TAPATIA, Venezuela (AP) Tropical supermarkets in Venezuela will open more hours, cut prices and increase customer loyalty as they boost food and cosmetics sales amid an economic crisis and protests.
The supermarkets’ new hours are scheduled to be implemented in October and October 2018, the supermarkets’ president, Eduardo Perez, told The Associated Press.
“The new hours will be for people who come in the morning to shop,” Perez said.
“People can buy their products with money and their children can spend their money on the supermarket, and that’s what we’re going to do.”
Perez said the supermarkets will offer discounts on items and offer free samples of products that are sold in supermarkets.
He said they will also open new branches in rural areas to boost access to products and boost sales.
Venezuela’s President Nicolas Maduro announced Wednesday that supermarkets will be open from 6 a.m. to 6 p.m., but the stores’ hours will remain at 9 a.g. on weekdays and 10 a.c. on weekends.
The economy has been in deep recession since 2013, when Maduro’s government launched an economic war against the opposition-backed opposition-controlled Congress.
The protests, which erupted in late 2016 and led to months of violent clashes, have left more than 20,000 people dead.
The new prices for basic goods and services will be the same, Perez said, but he did not say how much they would cost.
Venezuelans have been rationing food and petrol and many supermarkets have closed.
In a letter to the Congress on Wednesday, Perez also said that his government has signed a deal with supermarket chain Cepeda, which will allow the companies to sell groceries online.

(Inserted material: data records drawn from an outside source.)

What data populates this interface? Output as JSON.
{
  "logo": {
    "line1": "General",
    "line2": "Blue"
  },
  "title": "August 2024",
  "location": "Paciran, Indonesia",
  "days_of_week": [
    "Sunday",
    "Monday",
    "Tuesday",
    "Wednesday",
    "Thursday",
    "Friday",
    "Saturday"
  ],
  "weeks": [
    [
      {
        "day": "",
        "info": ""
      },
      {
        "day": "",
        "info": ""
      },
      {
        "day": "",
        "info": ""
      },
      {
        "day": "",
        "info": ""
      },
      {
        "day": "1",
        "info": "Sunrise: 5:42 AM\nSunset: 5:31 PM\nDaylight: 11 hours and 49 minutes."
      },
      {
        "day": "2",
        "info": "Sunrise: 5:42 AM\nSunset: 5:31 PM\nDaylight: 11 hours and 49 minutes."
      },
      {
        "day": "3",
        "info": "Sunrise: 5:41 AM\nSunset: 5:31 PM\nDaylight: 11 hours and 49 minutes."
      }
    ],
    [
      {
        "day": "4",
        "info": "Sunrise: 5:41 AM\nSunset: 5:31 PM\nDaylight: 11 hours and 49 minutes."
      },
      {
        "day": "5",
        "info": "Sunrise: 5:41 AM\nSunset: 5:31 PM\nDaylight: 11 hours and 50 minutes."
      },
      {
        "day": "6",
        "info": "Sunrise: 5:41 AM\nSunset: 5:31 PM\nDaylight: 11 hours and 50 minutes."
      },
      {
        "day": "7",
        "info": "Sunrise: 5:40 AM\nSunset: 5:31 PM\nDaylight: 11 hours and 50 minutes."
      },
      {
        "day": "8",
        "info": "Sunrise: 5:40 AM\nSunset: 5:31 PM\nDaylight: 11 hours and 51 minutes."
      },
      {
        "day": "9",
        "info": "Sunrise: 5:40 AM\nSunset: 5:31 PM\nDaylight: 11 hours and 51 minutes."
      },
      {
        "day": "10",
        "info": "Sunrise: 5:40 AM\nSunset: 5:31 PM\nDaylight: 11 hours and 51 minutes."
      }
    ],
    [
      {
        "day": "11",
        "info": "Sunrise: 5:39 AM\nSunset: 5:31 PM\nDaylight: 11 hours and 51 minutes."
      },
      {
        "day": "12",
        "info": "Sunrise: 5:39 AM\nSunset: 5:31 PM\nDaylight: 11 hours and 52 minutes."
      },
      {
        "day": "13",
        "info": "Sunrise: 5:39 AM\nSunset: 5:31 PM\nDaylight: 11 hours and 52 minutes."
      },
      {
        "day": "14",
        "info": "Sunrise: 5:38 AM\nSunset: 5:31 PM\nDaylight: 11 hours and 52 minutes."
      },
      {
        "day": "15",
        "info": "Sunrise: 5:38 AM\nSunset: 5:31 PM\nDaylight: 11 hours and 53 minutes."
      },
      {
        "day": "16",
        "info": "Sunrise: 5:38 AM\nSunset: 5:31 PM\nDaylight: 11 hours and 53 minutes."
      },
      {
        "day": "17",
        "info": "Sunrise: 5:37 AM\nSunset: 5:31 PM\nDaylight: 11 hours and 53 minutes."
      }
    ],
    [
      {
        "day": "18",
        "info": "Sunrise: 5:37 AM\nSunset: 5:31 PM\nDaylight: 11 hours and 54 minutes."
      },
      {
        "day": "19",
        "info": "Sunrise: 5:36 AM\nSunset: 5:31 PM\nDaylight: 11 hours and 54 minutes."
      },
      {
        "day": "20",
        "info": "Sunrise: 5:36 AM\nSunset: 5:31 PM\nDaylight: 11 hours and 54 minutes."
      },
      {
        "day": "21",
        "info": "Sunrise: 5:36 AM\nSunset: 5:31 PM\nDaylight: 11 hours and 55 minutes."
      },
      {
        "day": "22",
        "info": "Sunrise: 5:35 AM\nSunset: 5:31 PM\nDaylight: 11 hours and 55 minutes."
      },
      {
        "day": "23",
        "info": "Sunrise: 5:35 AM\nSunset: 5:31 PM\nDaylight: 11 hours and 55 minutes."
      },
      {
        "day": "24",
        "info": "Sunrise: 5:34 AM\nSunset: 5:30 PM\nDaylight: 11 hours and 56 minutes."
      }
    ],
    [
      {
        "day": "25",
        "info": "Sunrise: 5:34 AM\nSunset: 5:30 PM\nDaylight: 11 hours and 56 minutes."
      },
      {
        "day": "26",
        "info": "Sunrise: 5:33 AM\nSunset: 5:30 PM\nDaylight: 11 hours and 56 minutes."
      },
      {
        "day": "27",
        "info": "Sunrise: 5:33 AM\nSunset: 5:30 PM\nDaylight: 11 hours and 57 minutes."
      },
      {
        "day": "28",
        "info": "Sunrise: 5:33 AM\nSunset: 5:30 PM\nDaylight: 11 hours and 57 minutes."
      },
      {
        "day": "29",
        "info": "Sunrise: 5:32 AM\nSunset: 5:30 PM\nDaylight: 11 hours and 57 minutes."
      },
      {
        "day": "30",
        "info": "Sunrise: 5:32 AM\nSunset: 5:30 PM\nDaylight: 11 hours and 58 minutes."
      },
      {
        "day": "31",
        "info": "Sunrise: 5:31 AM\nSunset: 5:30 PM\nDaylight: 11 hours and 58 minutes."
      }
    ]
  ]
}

In an interview with state TV, Perez criticized the opposition for refusing to sign the deal, saying that he and other leaders who negotiated with the opposition were “friends of the people.”
Peso, who has led the opposition’s National Assembly for two terms, has ruled Venezuela for 17 years and won the presidency in December 2018.
He is widely viewed as a reformer who has turned Venezuela around, but his administration has been rocked by a series of scandals and demonstrations.
The government has been struggling to maintain economic growth as it struggles to address the economic crisis, which has seen inflation rise by more than 50 percent since 2014.
The government blames the shortages on the international price-fixing scandal.
Vendors, which account for a large portion of the country’s economy, have complained about rising prices, shortages and poor service.
Venezuelas food and beverage imports have dropped by more of more than 70 percent since the start of the economic sanctions.
The food and grocery industry has been hit particularly hard by a decline in sales of some consumer goods.
The Venezuelan currency has plunged from around $4.50 a barrel in the summer of 2017 to less than $3 a barrel this summer, the AP reported.